When router manufacturers label a product “quad-band WiFi 7,” the extra band is almost always a second 6 GHz radio. Standard WiFi 7 routers are tri-band: one 2.4 GHz radio for range and legacy devices, one 5 GHz radio for mid-range performance, and one 6 GHz radio for high-speed short-range connections. Adding a fourth radio opens new architectural options — but whether any of that matters for your home depends entirely on how your network is structured and how many devices you run.
Standard WiFi 7 Tri-Band vs. Quad-Band
A tri-band WiFi 7 router carries three radios simultaneously:
- 2.4 GHz: Long range, lower speeds. Essential for smart home devices, IoT sensors, and devices at the edge of coverage.
- 5 GHz: Mid-range balance of speed and distance — up to 5,765 Mbps on WiFi 7 at 160 MHz. Serves most laptops, phones, and streaming boxes.
- 6 GHz: Short range, highest throughput — up to 11,529 Mbps on WiFi 7 at 320 MHz. Serves only devices that support WiFi 6E or WiFi 7.
A quad-band router adds a fourth radio. In almost every consumer model available in 2026, that fourth radio is a second 6 GHz band, doubling the available 6 GHz spectrum at a single location.
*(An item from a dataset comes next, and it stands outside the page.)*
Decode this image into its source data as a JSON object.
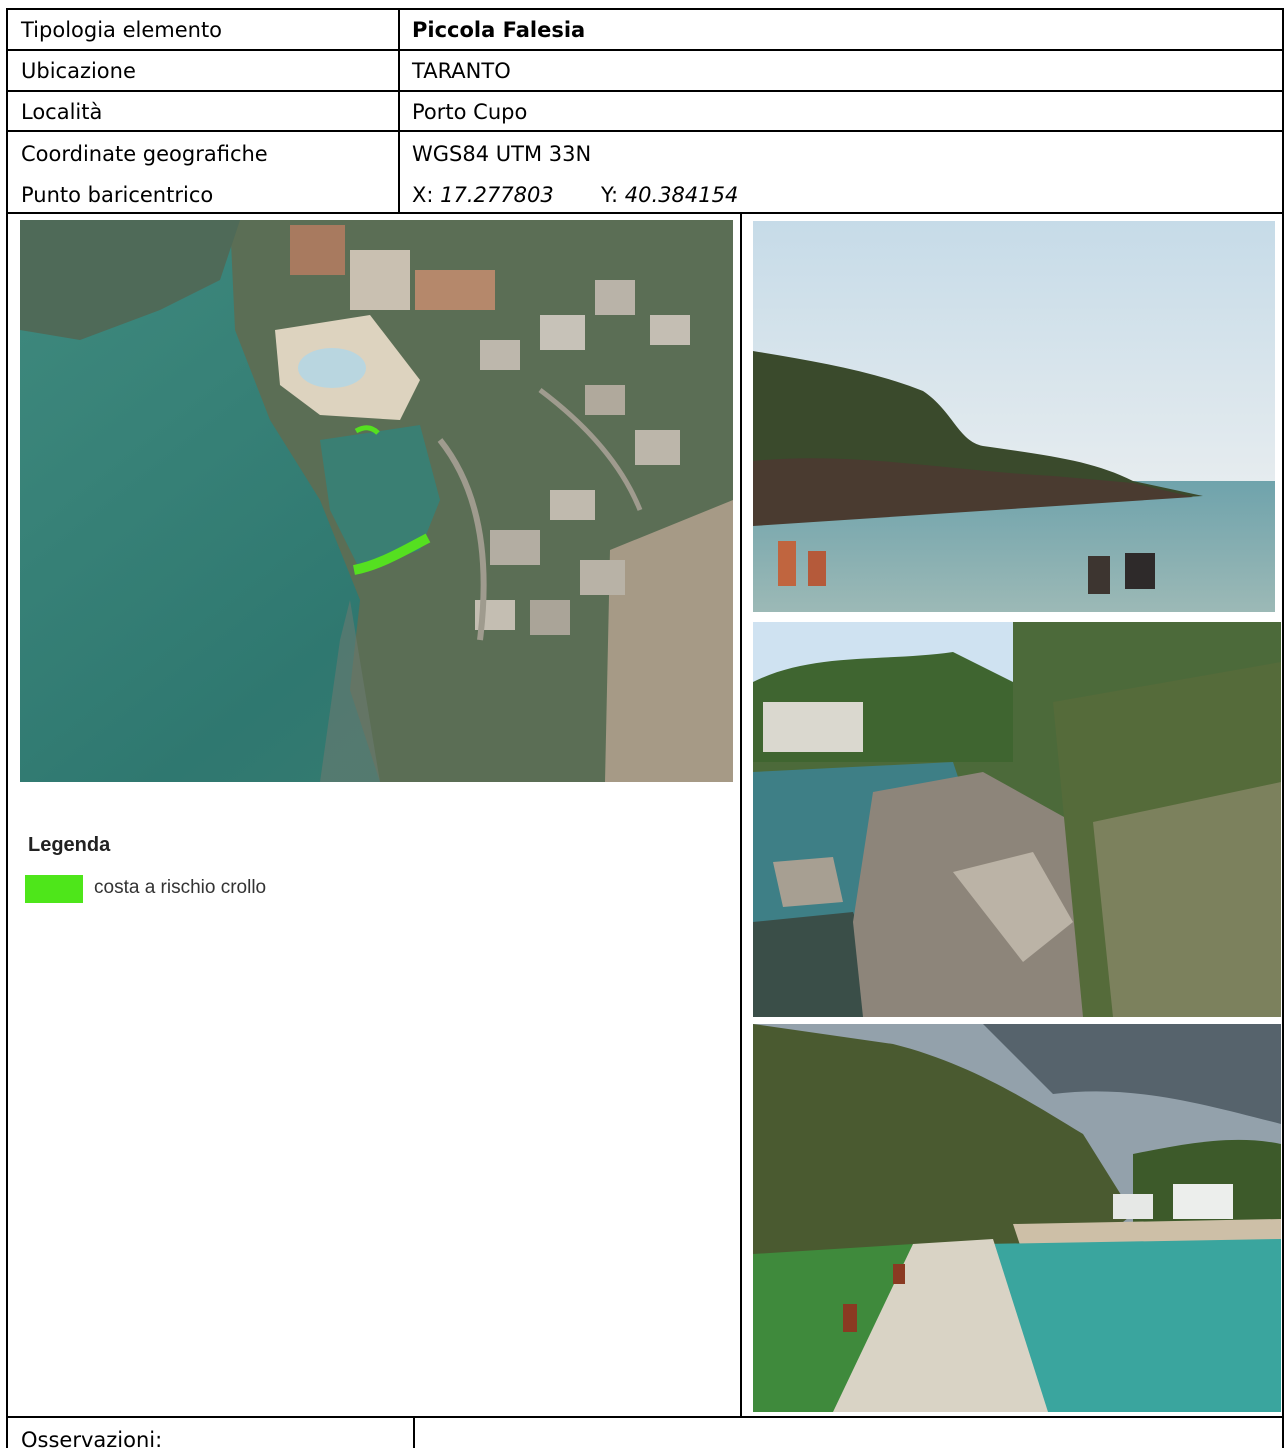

One outlier: the Netgear Orbi 970 uses a second 5 GHz band instead of a second 6 GHz (more on this below).
The Two Quad-Band Architectures
The two leading quad-band WiFi 7 products take meaningfully different approaches to that fourth radio.
Dual 6 GHz — ASUS ROG Rapture GT-BE98 Pro ($799)
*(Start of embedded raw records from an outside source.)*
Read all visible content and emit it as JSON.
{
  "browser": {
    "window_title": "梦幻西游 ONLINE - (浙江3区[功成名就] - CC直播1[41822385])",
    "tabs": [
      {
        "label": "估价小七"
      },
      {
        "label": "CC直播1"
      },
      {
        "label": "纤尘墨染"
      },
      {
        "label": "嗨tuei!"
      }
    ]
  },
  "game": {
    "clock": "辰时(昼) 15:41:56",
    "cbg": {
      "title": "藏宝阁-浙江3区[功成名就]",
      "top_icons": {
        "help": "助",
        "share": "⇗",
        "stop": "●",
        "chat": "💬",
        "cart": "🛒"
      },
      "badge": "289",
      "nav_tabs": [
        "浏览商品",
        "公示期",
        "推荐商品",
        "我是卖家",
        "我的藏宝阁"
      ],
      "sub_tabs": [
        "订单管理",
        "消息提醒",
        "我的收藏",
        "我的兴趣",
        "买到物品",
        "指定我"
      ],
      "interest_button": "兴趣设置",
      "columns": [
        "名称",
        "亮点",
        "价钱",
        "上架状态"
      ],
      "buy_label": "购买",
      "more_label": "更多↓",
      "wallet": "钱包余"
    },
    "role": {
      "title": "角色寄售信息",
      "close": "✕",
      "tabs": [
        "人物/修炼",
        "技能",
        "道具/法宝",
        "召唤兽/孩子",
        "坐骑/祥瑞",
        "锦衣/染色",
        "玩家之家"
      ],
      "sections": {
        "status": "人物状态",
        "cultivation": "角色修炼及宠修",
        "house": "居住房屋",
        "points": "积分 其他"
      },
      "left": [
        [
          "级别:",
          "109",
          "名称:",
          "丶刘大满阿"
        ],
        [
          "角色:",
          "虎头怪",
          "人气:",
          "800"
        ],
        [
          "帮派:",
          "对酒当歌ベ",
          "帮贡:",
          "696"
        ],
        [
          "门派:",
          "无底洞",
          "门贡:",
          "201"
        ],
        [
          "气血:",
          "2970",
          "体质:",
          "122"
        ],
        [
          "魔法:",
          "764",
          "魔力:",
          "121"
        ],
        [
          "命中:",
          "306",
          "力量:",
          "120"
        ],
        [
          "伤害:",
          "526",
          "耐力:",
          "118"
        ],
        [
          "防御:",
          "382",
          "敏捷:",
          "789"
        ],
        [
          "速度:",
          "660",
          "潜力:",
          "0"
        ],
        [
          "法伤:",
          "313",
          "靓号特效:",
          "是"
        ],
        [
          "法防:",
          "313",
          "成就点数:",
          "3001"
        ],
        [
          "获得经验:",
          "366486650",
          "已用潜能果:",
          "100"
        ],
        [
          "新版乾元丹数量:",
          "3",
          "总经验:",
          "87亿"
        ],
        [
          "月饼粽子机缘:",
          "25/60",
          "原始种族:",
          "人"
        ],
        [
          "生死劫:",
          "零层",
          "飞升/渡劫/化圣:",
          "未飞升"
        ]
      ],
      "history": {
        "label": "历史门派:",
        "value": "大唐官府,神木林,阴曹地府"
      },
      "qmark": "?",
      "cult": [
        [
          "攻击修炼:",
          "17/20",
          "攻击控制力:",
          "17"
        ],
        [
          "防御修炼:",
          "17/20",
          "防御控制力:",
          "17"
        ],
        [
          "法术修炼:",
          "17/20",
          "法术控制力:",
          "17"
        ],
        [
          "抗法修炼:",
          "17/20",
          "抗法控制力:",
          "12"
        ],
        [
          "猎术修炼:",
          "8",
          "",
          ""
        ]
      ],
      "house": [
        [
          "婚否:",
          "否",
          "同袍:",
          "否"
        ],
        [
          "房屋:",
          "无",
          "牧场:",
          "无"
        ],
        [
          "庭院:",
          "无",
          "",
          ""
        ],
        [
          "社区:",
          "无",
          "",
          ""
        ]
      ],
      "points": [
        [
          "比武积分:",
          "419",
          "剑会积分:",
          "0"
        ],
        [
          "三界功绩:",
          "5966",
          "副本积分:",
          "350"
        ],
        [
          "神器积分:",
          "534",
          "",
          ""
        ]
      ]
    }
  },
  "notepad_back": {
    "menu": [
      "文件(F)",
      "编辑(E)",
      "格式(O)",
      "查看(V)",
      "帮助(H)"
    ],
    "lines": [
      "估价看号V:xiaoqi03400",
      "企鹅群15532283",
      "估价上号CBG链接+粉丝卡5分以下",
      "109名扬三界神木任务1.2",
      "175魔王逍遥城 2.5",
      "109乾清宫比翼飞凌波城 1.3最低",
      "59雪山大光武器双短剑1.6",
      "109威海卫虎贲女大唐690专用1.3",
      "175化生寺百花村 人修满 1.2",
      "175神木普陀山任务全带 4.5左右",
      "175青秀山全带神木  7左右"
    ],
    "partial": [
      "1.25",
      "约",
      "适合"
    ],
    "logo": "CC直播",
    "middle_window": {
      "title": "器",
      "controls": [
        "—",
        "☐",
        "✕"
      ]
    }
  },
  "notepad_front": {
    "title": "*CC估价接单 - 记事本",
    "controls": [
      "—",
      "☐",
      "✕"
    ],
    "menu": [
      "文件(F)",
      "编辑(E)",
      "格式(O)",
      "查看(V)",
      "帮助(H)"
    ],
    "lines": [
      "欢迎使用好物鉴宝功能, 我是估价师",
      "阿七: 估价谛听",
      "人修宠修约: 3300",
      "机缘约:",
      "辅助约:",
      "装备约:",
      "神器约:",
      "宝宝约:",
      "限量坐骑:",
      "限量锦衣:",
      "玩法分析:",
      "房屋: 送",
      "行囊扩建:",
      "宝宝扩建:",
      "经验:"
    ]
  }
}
The GT-BE98 Pro runs both 6 GHz radios simultaneously as usable bands. Its total rated throughput is BE30000: 1,376 Mbps (2.4 GHz) + 5,764 Mbps (5 GHz) + 11,529 Mbps (6 GHz) + 11,529 Mbps (6 GHz). Both 6 GHz radios support 4x4 MIMO and 320 MHz channel widths. The router ships with dual 10G ports and four 2.5G LAN ports, and supports Multi-Link Operation (MLO) — meaning a WiFi 7 client device can transmit across both 6 GHz bands simultaneously for higher aggregated throughput. In a mesh configuration, one 6 GHz radio handles wireless backhaul to satellite nodes while the other remains available to client devices.
Dual 5 GHz + Single 6 GHz — Netgear Orbi 970 (2-pack from $1,299)
The Orbi 970 takes a different path: its four bands are 2.4 GHz (1,147 Mbps), a dedicated 5 GHz backhaul band (4x4/240 MHz, up to 8,647 Mbps), a shared 5 GHz client band (4x4/160 MHz, up to 5,765 Mbps), and one 6 GHz client band (4x4/320 MHz, up to 11,530 Mbps). Total: 27 Gbps. The dedicated 5 GHz backhaul band is permanently reserved for router-to-satellite communication, keeping backhaul off the client bands entirely. Clients connect on the shared 5 GHz and 6 GHz bands. This architecture prioritizes consistent performance across large homes over maximum per-device peak throughput.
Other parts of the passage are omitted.